Joe then joined the ILP, where he again met Dennis Levin. After an unsuccessful attempt to fish in that cenrist swamp, they both left, and in 1954 for formed the Workers League, whose publication was The Workers News Bulletin.

On 23 March 1961 Joe Thomas and Bill Blatchford were expelled from the group on “the ground of bureaucratic suppression of discussion”. (Among the four who voted for their expulsion was Max Adler, whose memoir, A Socialist Remembers, I reviewed in Revolutionary History, Volume 2 no.3.) Only someone who had spent as many years in the Communist Party as Joe could have managed to be expelled for bureaucratism from a group of so few members. Discussing it with him a quarter of a century later, I could see it still hurt. The group carried on for another four or five years, publishing its paper under the editorship of Levin.

In 1987 the indefatigable Joe was a leading force in the founding of The Movement for Workers Councils, a group based mainly on the principles and works of Anton Pannekoek. In the programme of discussion themes for the Discussion Forum run by the group it said, “the broad development of the discussion as a whole takes such a course as will deepen the understanding of all participants, including the tutor him/herself”. This was a more humble note than what appears in many of Joe’s other draft programmes. It was something.

One of Joe’s ex-comrades, from the print and publishing world, told me: “Joe’s saving grace, as far as I and a lot of other people are concerned, is the vast amount of unselfseeking and very hard work he put in for the trade union movement at all levels. He was exceedingly good at it, and left his mark in getting a lot of people’s wages and work conditions upgraded and setting a pattern for employer negotiations that still continues. Like others, I certainly learnt a lot from him.”

At the party celebrating Joe’s seventy-eighth birthday, there was a Labour councillor, who as a youth had argued long and loud with him, an old Anarchist friend, several Class War activists, and members of his own group. He received with a wry smile my ‘birthday present’, a copy of the Draft Manifesto for a New Workers Party of April 1957. Another time, a different dream. He said: “You sod!”

Ernest Rogers

 

Notes

1. The number of working days lost through industrial disputes from VE Day to the end of September 1949 was approximately 10.25 million, as compared with nearly 170 million in the corresponding period after the 1914-18 war (Minister of Labour Mr Isaacs, in a written answer on 20 October, in the House of Commons, Keesing’s Contemporary Archives, 1950, p.10332).
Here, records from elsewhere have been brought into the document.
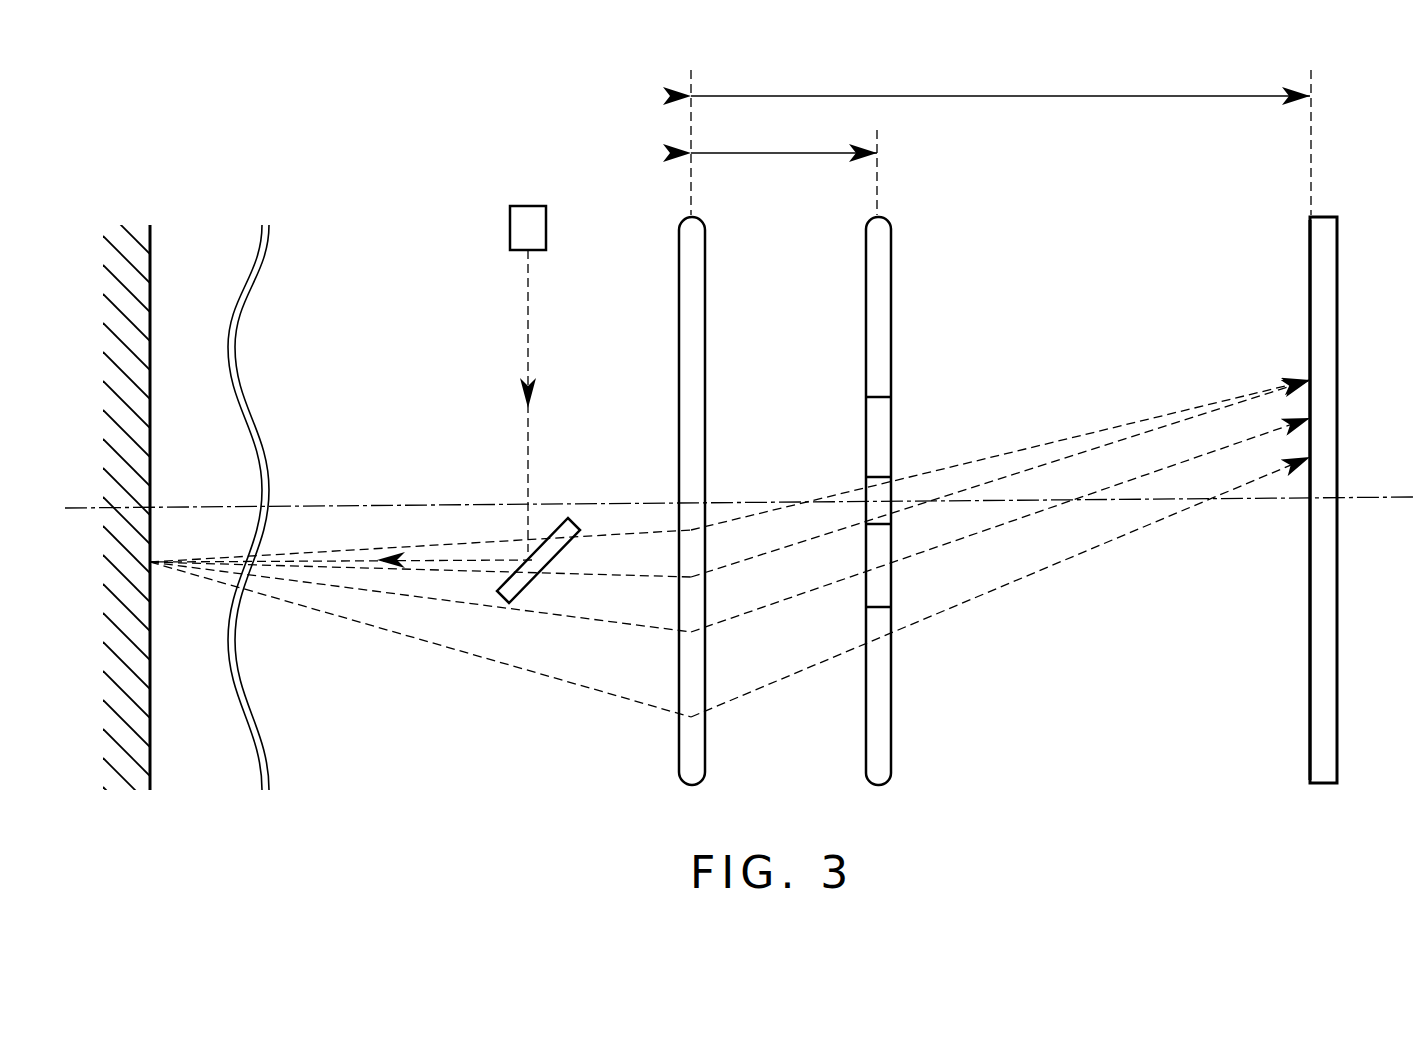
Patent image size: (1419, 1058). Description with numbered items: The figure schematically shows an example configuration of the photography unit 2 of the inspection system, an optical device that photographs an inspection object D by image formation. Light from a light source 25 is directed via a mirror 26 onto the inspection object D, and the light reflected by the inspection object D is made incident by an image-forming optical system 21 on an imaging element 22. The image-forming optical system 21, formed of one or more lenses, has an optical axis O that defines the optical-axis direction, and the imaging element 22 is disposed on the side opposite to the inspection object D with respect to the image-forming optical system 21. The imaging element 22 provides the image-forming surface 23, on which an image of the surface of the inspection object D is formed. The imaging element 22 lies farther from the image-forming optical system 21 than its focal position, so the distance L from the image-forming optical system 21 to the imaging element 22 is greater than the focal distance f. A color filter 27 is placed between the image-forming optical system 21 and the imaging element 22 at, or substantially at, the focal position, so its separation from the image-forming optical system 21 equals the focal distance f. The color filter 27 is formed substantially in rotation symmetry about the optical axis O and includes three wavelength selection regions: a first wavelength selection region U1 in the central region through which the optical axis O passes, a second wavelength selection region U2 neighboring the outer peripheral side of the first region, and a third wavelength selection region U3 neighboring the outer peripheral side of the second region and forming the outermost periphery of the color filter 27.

The photography unit 2 is at (460, 126).
The image-forming optical system 21 is at (710, 261).
The imaging element 22 is at (1336, 257).
The image-forming surface 23 is at (1310, 305).
The light source 25 is at (546, 228).
The mirror 26 is at (548, 562).
The color filter 27 is at (895, 261).
The inspection object D is at (132, 232).
The first wavelength selection region U1 is at (880, 490).
The second wavelength selection region U2 is at (883, 412).
The third wavelength selection region U3 is at (883, 302).
The optical axis O is at (1380, 500).
The distance from image-forming optical system to imaging element L is at (1000, 80).
The focal distance f is at (784, 136).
The average increase in weekly wage rates in 1949 was smaller than in any year since 1939. There was a rise of 2 per cent in wages and a rise of 4 per cent in prices (Ibid., p.10595).
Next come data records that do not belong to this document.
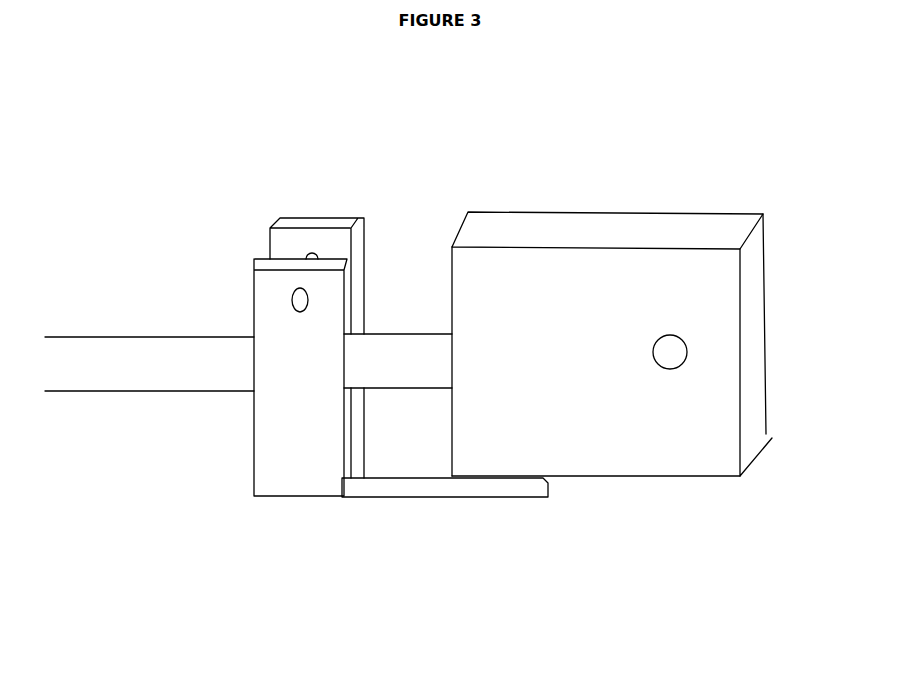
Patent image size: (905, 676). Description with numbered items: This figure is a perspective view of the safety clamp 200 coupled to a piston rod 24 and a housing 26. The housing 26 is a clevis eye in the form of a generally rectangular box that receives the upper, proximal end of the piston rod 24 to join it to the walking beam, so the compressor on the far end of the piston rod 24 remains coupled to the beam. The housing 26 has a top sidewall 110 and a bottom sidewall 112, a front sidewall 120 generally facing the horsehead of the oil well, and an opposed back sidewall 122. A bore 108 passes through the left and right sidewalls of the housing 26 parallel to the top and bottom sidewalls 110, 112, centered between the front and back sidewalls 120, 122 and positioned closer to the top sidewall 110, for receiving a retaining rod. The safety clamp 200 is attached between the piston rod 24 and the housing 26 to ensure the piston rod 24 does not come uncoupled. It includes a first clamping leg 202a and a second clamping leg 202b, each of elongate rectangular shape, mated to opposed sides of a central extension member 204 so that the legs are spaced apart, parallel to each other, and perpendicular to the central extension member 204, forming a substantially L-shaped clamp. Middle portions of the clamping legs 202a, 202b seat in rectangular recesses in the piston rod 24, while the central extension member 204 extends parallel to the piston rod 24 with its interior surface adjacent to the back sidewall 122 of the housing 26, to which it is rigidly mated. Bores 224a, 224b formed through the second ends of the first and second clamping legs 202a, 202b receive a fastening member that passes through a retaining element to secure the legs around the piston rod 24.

The piston rod 24 is at (86, 357).
The housing 26 is at (621, 352).
The bore 108 is at (669, 358).
The top sidewall 110 is at (757, 355).
The bottom sidewall 112 is at (452, 272).
The front sidewall 120 is at (533, 230).
The back sidewall 122 is at (566, 478).
The safety clamp 200 is at (332, 328).
The first clamping leg 202a is at (297, 232).
The second clamping leg 202b is at (267, 298).
The central extension member 204 is at (392, 490).
The bore 224a is at (313, 252).
The bore 224b is at (296, 308).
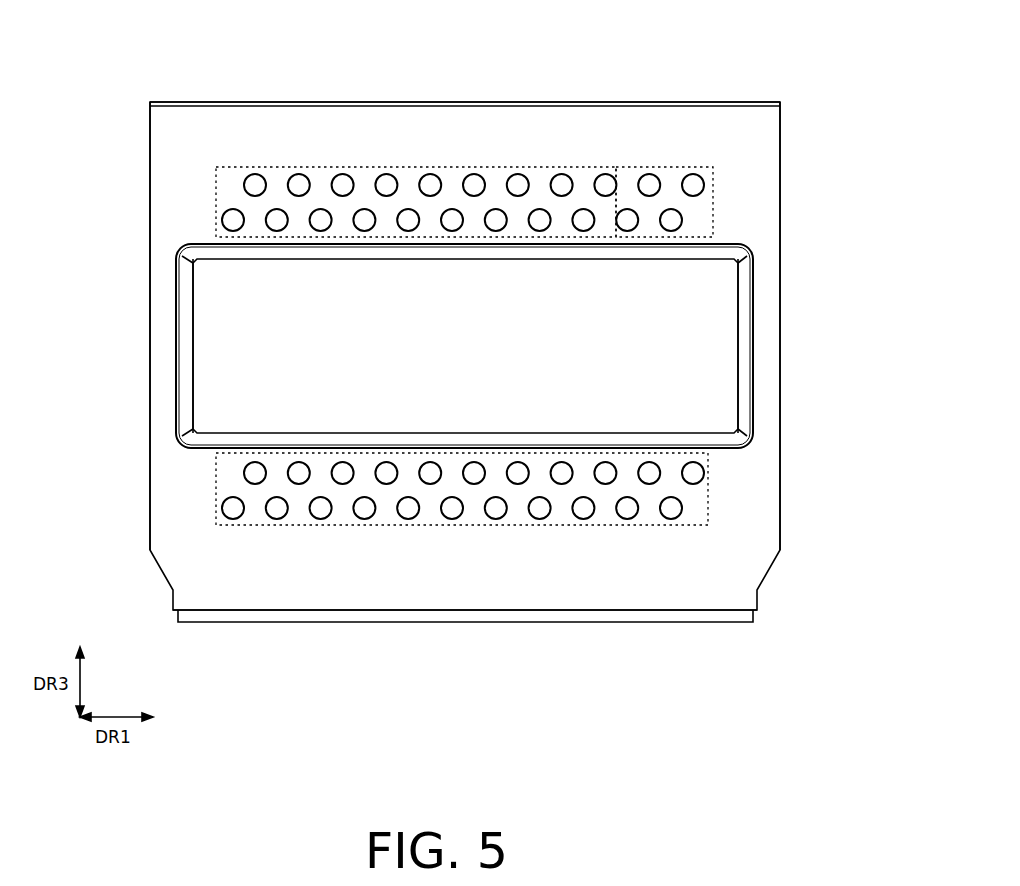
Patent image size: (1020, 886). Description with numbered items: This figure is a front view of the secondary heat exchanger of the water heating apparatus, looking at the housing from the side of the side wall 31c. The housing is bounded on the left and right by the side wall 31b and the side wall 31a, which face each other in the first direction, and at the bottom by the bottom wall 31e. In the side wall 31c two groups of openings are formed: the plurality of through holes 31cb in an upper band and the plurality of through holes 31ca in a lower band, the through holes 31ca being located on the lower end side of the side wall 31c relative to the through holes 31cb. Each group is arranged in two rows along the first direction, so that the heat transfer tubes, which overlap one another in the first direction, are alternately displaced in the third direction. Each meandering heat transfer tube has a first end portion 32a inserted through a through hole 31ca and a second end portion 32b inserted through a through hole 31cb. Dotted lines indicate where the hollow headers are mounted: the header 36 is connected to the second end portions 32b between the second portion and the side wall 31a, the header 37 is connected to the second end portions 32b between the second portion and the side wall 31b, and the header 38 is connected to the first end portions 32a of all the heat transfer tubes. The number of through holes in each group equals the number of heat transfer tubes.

2. “Between 1945 and 1983 Labour governments called in the military 21 times and Tory governments 15 times.” (Peter Hain, Political Strikes, p.154).
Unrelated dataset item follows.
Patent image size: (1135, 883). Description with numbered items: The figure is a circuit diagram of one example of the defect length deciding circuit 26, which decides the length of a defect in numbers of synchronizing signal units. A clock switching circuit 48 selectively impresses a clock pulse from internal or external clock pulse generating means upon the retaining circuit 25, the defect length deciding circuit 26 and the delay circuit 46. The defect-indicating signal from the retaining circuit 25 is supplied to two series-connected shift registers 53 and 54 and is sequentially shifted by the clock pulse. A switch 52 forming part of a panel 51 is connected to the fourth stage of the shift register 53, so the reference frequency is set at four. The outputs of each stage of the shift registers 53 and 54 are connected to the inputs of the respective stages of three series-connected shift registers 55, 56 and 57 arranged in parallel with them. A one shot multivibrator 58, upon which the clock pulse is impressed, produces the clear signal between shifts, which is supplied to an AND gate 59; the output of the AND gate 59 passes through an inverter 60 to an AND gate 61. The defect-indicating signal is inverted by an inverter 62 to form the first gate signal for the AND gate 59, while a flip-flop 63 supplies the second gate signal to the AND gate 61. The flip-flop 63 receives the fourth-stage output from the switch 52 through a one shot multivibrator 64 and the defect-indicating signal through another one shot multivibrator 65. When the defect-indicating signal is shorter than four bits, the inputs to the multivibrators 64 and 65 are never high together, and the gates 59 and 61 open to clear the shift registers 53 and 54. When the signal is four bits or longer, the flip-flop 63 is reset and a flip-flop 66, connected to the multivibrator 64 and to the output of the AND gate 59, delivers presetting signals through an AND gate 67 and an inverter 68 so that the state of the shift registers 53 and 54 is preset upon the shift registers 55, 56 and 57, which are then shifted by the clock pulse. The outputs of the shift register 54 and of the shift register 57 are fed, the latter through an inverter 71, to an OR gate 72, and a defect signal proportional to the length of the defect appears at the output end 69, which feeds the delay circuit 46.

3. See R.H. Crossman’s letter in the New Statesman, 31 May 1963, in which he reveals the methods Attlee used to conceal the production of the Bomb and how the decision to produce it was first disclosed, after the Labour government fell from office, by Sir Winston Churchill.
 

Editor’s note

This Joe Thomas should not be confused with the Trotskyist Joe Thomas, who predeceased him, who during this period had been a member of the Revolutionary Communist Party.